Liverpool boss Kenny Dalglish was trying to play it down in the post match press conference, but there was no hiding his delight with his team's performance at the Hawthorns against West Bromwich Albion.
Suarez had played a blinder. He was brilliant. His movement, his pace, his first touch, his vision—all reminiscent of a young Michael Owen. And his technical skills—far superior to any English player in recent years. We just don't produce players like that in this country.
But we do produce robust, hearty all-action heroes like Andy Carroll. Dalglish was ready to admit that this was Carroll's best performance in a Liverpool shirt. He lacks the class of Suarez, but he is a big handful, and the Albion defence were unable to deal with him.
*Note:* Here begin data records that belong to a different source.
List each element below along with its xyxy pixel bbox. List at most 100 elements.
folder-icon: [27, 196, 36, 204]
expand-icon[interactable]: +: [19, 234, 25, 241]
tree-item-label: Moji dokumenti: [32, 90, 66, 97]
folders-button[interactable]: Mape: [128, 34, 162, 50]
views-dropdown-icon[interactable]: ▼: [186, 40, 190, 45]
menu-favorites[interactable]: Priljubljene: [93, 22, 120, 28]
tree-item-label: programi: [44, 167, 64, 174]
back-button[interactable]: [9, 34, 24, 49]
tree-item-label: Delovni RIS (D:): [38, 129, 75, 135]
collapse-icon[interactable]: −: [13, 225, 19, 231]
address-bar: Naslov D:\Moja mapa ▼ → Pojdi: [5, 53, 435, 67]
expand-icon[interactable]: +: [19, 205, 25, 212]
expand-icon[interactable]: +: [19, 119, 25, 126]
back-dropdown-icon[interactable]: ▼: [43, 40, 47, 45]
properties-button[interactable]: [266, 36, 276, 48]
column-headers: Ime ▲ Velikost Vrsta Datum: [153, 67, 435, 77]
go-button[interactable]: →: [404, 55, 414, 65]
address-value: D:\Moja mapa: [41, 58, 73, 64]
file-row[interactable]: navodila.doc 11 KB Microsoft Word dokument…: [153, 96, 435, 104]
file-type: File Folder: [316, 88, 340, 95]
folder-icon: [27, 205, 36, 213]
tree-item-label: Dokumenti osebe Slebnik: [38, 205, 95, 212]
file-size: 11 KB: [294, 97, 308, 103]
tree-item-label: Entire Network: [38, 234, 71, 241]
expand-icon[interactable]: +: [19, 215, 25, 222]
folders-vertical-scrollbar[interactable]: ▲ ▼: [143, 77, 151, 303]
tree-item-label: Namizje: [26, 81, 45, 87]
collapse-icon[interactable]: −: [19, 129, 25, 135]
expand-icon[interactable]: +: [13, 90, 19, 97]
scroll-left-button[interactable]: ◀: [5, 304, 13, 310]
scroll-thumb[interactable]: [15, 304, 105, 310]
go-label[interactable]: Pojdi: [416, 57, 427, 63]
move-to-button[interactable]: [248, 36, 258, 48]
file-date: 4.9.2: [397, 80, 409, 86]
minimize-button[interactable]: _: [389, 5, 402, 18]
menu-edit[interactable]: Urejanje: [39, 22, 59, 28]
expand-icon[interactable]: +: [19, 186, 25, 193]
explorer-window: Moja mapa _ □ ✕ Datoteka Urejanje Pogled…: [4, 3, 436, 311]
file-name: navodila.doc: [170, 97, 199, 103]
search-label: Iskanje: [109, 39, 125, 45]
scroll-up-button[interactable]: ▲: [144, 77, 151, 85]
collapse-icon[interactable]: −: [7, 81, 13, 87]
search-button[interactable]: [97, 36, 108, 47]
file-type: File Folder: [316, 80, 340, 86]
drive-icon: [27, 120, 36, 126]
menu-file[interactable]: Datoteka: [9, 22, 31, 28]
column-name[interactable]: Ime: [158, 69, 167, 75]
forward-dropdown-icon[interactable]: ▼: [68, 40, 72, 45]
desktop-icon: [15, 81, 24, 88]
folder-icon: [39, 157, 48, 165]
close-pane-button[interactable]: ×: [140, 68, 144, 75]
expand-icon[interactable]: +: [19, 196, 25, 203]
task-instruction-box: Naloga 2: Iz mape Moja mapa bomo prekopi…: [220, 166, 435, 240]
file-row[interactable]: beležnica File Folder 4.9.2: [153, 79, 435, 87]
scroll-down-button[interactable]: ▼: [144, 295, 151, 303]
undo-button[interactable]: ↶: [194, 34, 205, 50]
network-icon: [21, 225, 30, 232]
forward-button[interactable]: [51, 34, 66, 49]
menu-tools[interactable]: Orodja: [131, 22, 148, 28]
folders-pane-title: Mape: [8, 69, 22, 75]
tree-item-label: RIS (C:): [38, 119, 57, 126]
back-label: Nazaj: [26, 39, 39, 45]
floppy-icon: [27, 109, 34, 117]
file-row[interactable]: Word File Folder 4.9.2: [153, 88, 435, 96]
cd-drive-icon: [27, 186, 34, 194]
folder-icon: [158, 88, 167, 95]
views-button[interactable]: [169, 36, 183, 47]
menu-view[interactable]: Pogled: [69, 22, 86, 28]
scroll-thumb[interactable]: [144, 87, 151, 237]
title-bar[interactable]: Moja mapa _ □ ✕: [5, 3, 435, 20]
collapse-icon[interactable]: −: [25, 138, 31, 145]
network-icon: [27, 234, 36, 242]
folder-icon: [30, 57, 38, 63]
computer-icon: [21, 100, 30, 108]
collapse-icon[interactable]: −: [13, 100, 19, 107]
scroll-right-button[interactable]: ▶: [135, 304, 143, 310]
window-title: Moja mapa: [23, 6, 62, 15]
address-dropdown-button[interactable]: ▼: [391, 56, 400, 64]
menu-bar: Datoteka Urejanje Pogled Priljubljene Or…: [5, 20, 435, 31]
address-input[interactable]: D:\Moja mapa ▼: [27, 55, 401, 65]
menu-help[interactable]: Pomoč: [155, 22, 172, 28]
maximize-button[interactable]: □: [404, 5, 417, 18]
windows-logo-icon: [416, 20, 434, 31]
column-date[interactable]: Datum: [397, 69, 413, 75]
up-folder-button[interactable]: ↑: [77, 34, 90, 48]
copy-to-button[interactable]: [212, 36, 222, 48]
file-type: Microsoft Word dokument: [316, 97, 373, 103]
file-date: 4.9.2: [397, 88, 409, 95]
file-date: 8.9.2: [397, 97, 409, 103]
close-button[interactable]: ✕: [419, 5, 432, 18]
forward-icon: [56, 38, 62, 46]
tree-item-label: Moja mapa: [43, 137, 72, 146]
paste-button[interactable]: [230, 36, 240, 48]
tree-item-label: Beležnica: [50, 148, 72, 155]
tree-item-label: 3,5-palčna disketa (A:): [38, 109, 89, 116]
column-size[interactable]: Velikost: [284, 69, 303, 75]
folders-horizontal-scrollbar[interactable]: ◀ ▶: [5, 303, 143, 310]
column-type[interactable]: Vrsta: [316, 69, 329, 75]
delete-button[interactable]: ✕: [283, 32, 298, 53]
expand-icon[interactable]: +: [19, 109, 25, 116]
Carroll scored on the stroke of half-time and missed a couple of good chances in the second half. He won most of the aerial battles, took the pressure off Suarez and provided a target for long, diagonal balls from Adam and Lucas.
At times, his giant frame and clumsy touch contrasted strongly with the slick, quick skills of Suarez.
But together, their mix of brain and brawn, muscle and subtlety, slickness and thickness are a match-winning combination.
West Bromwich Albion fans will point to the least attractive feature of Suarez's game.
He went down far too easily from the challenge by Jerome Thomas. It won him a penalty that Adam scored. Thomas's challenge was ill-judged. A winger's tackle.
But Suarez made the most of it.
We have seen him do this before. What a shame it would be if this gifted genius of a player were to spoil his reputation by cheating. He has no need to do it. He has more skill than any other striker in the Premier League.
To be a genius, he must continue to play brilliantly.
To be a legend, he must play fairly.